Bleu horizon

Samedi 29 Novembre 2003, N°1410

Ces deux mots pourraient évoquer la poésie. La folie des hommes a fait le symbole de l'horreur que fut la première guerre mondiale de 1914-1918, celle qu'on appelle encore la Grande Guerre. Nous n'évoquons ici que très rarement ce passé bouleversant. Cependant, la lecture des livres récents, comme celle des articles innombrables de la presse, démontre que la douloureuse histoire des "poilus", vêtus de l'uniforme bleu horizon, n'est pas une histoire du passé mais que la guerre 1914-1918 "fut la matrice vénéneuse de notre siècle". Et l'écrivain Philippe Claudel alerte l'opinion, il redoute "un bégaiement de l'Histoire qui prendrait, bien sur, une autre forme que la Grande Guerre mais qui serait aussi terrible et programmatique d'une nouvelle régression de l'humanité vers l'ombre". En effet le drame de 1914-1918, la "der des ders" comme le disaient les combattants, a ouvert les portes à la logique des idéologies criminogènes et des camps de concentration qui en découlèrent.

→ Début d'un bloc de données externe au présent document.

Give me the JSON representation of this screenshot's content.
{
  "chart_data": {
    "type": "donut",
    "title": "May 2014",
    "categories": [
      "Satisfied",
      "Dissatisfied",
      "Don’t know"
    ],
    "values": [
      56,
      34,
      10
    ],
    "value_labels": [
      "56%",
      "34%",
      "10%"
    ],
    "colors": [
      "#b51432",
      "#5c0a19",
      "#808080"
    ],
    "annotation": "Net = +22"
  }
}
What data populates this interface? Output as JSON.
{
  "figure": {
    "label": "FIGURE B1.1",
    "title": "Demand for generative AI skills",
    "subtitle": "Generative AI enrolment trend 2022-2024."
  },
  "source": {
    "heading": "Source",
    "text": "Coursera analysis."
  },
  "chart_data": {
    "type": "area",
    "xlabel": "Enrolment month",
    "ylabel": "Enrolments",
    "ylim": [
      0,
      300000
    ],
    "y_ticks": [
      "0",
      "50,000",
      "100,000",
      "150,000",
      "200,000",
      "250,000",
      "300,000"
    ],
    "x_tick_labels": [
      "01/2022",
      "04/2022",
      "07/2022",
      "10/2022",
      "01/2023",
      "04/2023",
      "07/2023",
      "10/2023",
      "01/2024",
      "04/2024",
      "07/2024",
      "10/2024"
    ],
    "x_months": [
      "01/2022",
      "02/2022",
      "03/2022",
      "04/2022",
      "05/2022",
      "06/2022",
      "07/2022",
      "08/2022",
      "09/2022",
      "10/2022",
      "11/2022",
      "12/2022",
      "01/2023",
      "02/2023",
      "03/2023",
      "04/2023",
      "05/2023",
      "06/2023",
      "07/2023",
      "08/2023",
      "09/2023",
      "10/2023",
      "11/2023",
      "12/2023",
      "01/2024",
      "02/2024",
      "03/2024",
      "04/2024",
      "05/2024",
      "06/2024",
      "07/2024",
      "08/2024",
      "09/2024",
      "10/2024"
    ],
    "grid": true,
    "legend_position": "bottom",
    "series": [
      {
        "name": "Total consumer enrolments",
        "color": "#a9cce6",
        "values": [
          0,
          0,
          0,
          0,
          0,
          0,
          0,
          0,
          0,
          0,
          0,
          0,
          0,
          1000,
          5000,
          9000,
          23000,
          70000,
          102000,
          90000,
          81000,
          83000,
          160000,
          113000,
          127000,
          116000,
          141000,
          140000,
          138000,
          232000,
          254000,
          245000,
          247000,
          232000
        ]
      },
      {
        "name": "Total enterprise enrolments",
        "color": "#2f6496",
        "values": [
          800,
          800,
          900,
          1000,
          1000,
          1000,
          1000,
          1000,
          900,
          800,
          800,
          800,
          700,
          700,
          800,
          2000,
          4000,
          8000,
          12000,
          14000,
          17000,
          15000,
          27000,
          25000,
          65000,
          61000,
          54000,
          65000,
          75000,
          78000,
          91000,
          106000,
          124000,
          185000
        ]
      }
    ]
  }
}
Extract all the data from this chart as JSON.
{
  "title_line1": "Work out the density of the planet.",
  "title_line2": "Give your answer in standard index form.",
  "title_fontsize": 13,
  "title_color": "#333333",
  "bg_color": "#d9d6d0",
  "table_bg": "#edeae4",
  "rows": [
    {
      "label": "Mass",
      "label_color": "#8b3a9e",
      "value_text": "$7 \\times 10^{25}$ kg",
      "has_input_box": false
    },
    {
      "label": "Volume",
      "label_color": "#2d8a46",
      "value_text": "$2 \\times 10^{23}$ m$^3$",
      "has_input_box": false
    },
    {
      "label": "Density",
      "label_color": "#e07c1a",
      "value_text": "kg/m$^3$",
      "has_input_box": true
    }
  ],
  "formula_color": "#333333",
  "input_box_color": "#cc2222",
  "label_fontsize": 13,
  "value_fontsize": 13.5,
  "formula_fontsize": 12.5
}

Pour la première fois dans l'Histoire, 1914-1918 inaugure la tuerie à 1'échelle mondiale et de plus la guerre banalisée et industrialisée. Et le passage au troisième millénaire voit se développer une guerre nouvelle qui ne veut pas dire son nom: on ne déclare plus la guerre, on tue d'abord, et, le terrorisme mondial est un phénomène nouveau qui développe des racines plantées dès 1914. Aussi des intellectuels modernes ont-ils bien des raisons de redouter le futur. Mais nous vivons un temps où, sans rien abandonner des préoccupations politiques et sociologiques sur la nature des événements de l'Histoire, il est du devoir des générations d'aujourd'hui d'évoquer ceux qui ont souffert sous l'uniforme bleu horizon. Comme le disait à peu près Henri Barbusse dans son livre "Le Journal d'une Escouade", "Il faut haïr la guerre, mais avoir le plus grand respect pour ceux qui furent contraints de la faire".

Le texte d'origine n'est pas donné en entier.